Fatal gun accident sparks safety talks - WALB.com, South Georgia News, Weather, Sports

Fatal gun accident sparks safety talks

Frank Herndon, a Leesburg Police Officer and salesman at Backwoods Outdoors Frank Herndon, a Leesburg Police Officer and salesman at Backwoods Outdoors

South Georgia gun safety experts are urging gun owners to lock up their weapons and keep them out of reach of children following a fatal accident involving a 10 year-old Waycross girl.

For many Americans, the fascination with firearms starts at a young age. "Guns are like a magnet for kids. They see them on TV all the time and they pick them up," said Frank Herndon, a gun salesman at Backwoods Outdoors. 

That interest claimed 10 year-old Taylor Marie Jowers' life after she asked to hold her teenage brother's 12-gage shotgun, which fired while he was unloading the weapon. Deputies arrested the victim's father when they determined he shouldn't have had weapons in the house.  Joshua Jowers has been charged with possession of a firearm by a convicted felon. Detectives seized several other guns from the home. 

"You know, why did he have it out? Where were the parents," asked Herndon. He's a Leesburg Police Officer, served in the military, and has a lot of experience with firearms. "The magazine was probably loaded in the (brother's) weapon and the chamber was empty, and when he went to open to check it, he probably put a round in the chamber," he said while demonstrating on a 12 gage shotgun in his store. 
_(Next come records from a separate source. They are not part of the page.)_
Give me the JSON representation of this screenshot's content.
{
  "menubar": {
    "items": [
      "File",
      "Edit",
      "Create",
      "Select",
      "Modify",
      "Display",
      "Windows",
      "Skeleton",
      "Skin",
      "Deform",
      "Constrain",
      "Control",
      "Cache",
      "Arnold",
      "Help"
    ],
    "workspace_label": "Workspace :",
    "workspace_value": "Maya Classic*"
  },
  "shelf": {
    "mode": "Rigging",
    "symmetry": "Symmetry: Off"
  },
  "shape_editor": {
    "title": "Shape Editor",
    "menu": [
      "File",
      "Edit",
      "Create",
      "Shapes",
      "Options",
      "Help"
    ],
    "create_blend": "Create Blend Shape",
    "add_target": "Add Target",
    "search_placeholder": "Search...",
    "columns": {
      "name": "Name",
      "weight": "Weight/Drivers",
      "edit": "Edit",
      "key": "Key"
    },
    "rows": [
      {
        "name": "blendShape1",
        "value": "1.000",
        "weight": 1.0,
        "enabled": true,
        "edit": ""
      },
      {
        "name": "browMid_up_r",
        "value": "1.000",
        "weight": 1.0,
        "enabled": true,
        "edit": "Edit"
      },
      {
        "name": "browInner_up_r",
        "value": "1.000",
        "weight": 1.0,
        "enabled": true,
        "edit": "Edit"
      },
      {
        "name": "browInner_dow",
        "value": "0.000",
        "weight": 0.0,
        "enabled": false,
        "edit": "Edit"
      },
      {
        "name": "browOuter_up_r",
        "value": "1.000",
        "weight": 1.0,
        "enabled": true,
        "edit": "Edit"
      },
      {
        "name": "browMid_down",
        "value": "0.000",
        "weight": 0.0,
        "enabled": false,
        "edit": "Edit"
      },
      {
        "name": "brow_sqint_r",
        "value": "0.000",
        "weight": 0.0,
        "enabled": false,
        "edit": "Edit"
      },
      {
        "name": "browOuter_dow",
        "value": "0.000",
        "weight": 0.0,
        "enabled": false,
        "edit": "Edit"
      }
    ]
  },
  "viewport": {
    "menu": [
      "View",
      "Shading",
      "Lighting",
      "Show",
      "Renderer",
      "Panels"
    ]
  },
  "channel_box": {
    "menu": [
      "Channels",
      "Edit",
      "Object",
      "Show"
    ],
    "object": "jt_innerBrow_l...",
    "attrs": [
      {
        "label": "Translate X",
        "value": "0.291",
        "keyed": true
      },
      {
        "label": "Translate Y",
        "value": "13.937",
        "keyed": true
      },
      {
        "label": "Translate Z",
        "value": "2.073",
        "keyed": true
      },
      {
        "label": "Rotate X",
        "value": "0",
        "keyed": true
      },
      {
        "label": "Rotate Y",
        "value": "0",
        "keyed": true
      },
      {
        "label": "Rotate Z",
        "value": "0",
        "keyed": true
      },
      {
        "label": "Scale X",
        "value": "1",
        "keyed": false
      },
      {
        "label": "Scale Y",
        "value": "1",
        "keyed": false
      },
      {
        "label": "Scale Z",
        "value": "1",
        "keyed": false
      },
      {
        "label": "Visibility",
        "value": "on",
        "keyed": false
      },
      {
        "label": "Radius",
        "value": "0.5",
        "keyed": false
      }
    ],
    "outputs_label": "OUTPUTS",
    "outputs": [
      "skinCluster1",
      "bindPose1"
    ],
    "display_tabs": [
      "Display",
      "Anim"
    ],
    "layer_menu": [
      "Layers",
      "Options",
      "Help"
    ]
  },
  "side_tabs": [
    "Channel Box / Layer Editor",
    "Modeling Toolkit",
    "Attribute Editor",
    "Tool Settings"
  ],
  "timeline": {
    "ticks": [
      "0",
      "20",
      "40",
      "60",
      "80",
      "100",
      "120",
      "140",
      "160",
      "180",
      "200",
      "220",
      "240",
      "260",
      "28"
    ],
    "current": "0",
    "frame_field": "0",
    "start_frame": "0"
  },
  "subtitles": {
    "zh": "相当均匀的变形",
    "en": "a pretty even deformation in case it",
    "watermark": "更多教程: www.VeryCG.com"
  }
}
Hernon said parental supervision and storing ammunition separate from weapons could have prevented the accident. "If you think the child is gonna be able to get to it (the gun), lock it up," he said. "Put it in a safe, or put the gun lock on it."

The Centers for Disease and Control says 62 children under the age of 14 died from accidental gunshots in 2010. Gun safety experts say every firearm should be treated as though it's loaded. To avoid any tragedies, make sure to point weapons in a safe direction before handling them.

"Learn the fundamentals of handling the weapon," Herndon said.

He said children interested in hunting should also be gradually introduced to firearms. "Don't buy a ten year-old child a .30-06," he said. "Buy them something that's size manageable for that child. Something that's gonna be easy for that child to learn how to use the safeties on it, and how to use the action of the gun." 

Herndon says gun locks offer extra protection. He said gun owners can request free replacements of safety manuals and gun locks from the weapon's manufacturer if they get lost over time.  He also gun owners to attend gun safety classes.